Watch how Petzold shoots this: Undine's rush up the stairs, her hurried change from her tight jeans and soft leather jacket to skirt and suit and white silk blouse is electrifying. And the surprising thing is that he lingers over the talk she gives, in the vast space, pointing to spots in the vast city model, and this isn't the last time he will do so. Undine's Berlin city planning history lectures are to be examined with admiration and attention. They are the illustration of her magical power to function on land - a power that is guaranteed by a connection with a man. If that connection is broken, she must kill him. This is the rule native to the myth that Undine is enunciating to Johannes.

Petzold doesn't spell it out that clearly, of course. In fact while Undine is serious about its legend, and everything here revolves around water - when not revolving around that giant mockup of Berlin - it's also free with it. Some might wish somebody'd explained how much the story is going to be faithful to the myth and where it's going to depart. Movies don't work that way, though.

It may seem strange - it's one of Petzold's radical alterations - that Undine should meet another man immediately, an instant fix, and that he'd be an industrial diver, and so have more to do with water than she does. But while this movie arguably loses a certain amount of its energy (and needs more and more infusions of the Adagio from Bach’s Keyboard Concerto in D Minor) in the second half, the pleasure of its early segments is extreme and can nearly carry you through. This includes the meet cute with man no. 2 (who could derail the rules), Christoph, the diver (Franz Rogowski, paired with Beer also in Transit), which comes with breathtaking speed, in the same cafe where Johannes gave Undine the gate, and happens around the clatter of an exploding aquarium, fluttering fish, and Undine and Christoph collapsed on top of each other on the floor amid shattered glass. This is a meet-cute for the record books. Pretty soon they are diving together (passionately in love; and the chemistry here - also a carry-over? - is intense) and Christoph is showing Undine a sunken ship with her name on it. Lucky, isn't it, that he doesn't seem to know the myth?
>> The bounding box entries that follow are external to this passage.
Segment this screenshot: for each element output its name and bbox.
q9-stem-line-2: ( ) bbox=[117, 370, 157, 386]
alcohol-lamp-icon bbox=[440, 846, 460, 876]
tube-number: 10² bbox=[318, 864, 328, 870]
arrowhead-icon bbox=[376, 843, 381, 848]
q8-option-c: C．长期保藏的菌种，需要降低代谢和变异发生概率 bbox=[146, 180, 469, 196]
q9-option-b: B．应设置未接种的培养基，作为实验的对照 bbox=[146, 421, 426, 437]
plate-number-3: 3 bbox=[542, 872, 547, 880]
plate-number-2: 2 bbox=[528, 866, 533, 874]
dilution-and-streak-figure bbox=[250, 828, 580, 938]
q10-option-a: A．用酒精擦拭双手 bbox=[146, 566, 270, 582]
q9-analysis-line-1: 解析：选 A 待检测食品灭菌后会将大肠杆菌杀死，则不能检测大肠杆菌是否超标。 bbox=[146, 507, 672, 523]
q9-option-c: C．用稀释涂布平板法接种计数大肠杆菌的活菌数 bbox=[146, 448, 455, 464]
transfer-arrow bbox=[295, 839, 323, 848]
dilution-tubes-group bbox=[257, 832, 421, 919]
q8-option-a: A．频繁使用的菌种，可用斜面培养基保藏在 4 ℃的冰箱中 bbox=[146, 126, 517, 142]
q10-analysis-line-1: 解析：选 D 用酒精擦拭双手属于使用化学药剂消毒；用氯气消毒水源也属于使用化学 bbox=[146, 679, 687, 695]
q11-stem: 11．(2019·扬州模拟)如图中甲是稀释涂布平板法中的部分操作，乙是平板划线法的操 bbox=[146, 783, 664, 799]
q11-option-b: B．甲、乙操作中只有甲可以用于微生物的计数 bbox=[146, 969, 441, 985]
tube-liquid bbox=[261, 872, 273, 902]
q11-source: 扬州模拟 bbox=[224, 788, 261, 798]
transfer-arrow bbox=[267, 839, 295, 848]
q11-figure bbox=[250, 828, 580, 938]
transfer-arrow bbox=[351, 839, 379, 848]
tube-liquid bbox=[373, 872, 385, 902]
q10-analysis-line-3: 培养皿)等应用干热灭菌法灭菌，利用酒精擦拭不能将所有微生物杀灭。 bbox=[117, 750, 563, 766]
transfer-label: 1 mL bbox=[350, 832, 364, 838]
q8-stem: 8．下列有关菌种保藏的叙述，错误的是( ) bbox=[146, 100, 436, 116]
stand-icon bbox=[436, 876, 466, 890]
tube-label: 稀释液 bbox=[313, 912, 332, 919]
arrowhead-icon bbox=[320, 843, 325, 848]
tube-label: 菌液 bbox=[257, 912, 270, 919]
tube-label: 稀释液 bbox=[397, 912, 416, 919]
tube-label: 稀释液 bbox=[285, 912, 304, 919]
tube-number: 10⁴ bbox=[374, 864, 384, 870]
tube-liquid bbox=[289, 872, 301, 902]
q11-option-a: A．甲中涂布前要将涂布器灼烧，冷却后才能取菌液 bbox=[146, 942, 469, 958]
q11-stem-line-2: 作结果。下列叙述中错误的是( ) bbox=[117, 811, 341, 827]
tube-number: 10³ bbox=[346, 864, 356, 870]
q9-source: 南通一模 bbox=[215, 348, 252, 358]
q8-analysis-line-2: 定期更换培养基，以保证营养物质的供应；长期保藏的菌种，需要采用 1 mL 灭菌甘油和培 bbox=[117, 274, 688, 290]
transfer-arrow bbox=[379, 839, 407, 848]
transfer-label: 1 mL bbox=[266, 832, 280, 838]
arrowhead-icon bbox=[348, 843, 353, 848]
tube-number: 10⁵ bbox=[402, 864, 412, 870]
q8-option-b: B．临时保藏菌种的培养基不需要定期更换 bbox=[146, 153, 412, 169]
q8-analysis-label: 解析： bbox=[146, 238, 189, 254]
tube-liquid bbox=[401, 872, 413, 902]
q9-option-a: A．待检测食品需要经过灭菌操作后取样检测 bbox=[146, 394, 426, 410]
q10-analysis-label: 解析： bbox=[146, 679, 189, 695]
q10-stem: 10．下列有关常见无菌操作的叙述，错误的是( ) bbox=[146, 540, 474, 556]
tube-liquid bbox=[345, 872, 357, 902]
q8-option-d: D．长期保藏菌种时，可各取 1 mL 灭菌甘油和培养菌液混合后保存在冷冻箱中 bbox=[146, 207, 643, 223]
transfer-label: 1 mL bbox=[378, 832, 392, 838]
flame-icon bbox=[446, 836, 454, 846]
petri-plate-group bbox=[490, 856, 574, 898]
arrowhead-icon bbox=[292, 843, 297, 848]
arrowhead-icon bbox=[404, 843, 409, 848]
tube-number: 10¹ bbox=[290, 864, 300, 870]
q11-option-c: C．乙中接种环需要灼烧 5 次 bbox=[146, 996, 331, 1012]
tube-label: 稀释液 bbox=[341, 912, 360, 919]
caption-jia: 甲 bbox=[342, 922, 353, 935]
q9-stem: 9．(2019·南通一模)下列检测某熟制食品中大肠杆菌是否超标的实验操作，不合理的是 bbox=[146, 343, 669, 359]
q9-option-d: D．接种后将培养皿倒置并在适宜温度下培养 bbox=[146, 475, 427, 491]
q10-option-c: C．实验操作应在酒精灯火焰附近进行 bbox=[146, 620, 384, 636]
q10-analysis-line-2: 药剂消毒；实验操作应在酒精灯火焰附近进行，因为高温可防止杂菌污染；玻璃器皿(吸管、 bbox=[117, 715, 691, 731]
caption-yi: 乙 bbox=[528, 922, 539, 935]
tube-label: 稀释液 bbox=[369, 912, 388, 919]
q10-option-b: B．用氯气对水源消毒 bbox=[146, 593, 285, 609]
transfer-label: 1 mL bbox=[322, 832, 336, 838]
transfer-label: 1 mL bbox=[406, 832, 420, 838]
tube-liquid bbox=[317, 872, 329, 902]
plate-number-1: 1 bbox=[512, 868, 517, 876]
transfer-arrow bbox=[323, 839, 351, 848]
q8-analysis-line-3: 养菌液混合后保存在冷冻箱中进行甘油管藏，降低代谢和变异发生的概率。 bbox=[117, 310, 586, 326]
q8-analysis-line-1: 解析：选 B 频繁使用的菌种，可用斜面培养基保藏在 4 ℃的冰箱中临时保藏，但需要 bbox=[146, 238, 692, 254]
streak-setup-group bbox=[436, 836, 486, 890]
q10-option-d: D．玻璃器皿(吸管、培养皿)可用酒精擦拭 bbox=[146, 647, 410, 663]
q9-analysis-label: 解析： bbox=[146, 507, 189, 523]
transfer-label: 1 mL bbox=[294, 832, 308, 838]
But it's not all that clear what's happening otherwise - the blurb says the film remains "scrupulously enigmatic," and I can live with that. The trouble is though, that this film, compared to the last three, which were penetrated by the agony of living history, is caught up in its own protective bubble, like a diving bell, even with that big model of Berlin to remind us of its permutations. Sometimes it feels as if Christoph is more confined, more naïve, than Undine. She seems to have expanded her world, but only in an artificial way. See the later highlight where learning a new spiel interrupts the feverish excitement of their lovemaking, a quality all the more evident in a fundamentally cool dude like Petzold, when Christoph, who fell for Undine by listening to her lecture, begs her to say her new one here, just to him, and she does, to his rapturous enjoyment.

The other pull comes from Johannes who, in the dynamic spirit of the film, Undine spots as they pass him, with his other woman, walking on a bridge. People collapse under water, but suddenly burst back to life, and Undine's attraction to Johannes is not dead. Or is she just remembering that she must kill him? Stay and watch this delicious and intensely romantic if somewhat superficial film, and find out.

Undine, 90 mins., debuted at the Berlinale, also showing at St. Petersburg (New Holland Island), Hamptons, Mill Valley, New York (where it was screened for this review), London, Chicago, and Montclair. It has opened in France (AlloCiné press rating 3.9 - 78%; (Les Inrockuptibles: "A grand film of amorous passion, 'Ondine' is inhabited by a wild romanticism [...] imbued with a fantastic lyricism too rare in German cinema ...") Metascore 75%. IFC Films release Jun.4, 2021.